2. Ligand-gated ion channels- channels crosses cell membrane; primarily affects sodium and calcium ions.
- Ligand-binding domain- site on the receptor at which drugs bind.
3. G-protein- coupled receptor systems- Drug> receptor> G protein> Effect.
4. Transcription factors- cell nucleus on DNA; regulates protein synthesis and is prolonged.
- Side effects- secondary effects of drug therapy.
- Adverse drug reaction- unintentional, unexpected reactions to drug therapy that occur at
normal drug dosages
- Drug toxicity- occurs when drug level exceed the therapeutic range either through overdose or
drug accumulation.
- Tolerance- decreased responsiveness to a drug over the course of therapy.

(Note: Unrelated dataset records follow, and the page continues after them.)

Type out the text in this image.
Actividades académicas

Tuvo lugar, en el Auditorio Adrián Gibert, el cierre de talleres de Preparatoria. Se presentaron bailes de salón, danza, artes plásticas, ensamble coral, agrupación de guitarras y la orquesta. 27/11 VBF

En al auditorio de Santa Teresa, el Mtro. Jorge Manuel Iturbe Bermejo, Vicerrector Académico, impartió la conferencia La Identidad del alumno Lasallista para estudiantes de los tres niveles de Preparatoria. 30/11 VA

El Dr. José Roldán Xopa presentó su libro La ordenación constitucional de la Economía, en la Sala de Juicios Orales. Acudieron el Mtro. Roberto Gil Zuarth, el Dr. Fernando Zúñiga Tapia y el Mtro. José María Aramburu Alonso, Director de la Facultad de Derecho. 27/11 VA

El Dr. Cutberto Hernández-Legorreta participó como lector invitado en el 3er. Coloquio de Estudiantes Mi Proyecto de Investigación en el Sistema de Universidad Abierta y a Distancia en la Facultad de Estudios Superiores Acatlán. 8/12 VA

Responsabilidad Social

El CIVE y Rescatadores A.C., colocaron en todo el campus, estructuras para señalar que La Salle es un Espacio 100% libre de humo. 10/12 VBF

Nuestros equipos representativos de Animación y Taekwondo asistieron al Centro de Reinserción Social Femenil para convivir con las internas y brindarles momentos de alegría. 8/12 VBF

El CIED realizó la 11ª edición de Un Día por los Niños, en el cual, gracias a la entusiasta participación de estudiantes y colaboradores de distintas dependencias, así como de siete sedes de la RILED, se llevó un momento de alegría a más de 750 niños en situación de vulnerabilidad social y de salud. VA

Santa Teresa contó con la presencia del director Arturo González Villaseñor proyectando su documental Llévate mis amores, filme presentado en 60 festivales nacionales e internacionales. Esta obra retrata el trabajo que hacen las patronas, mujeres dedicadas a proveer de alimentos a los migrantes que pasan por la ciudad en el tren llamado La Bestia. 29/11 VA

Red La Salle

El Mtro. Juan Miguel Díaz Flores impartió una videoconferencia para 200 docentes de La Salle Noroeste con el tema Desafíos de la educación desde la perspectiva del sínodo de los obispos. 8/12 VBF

- Tachyphylaxis- acute, rapid decrease in response to drug
- Placebo effect- drug response not attributed to the chemical properties of the drugs.
- Additive effect- two drugs are administered in combination and response in increased; sum of
the effects of two drugs
- Synergic effect- effect of two drugs given together is substantially greater than that of either
drug alone.
- Antagonist effect- one drug reduces or blocks the effect of the other.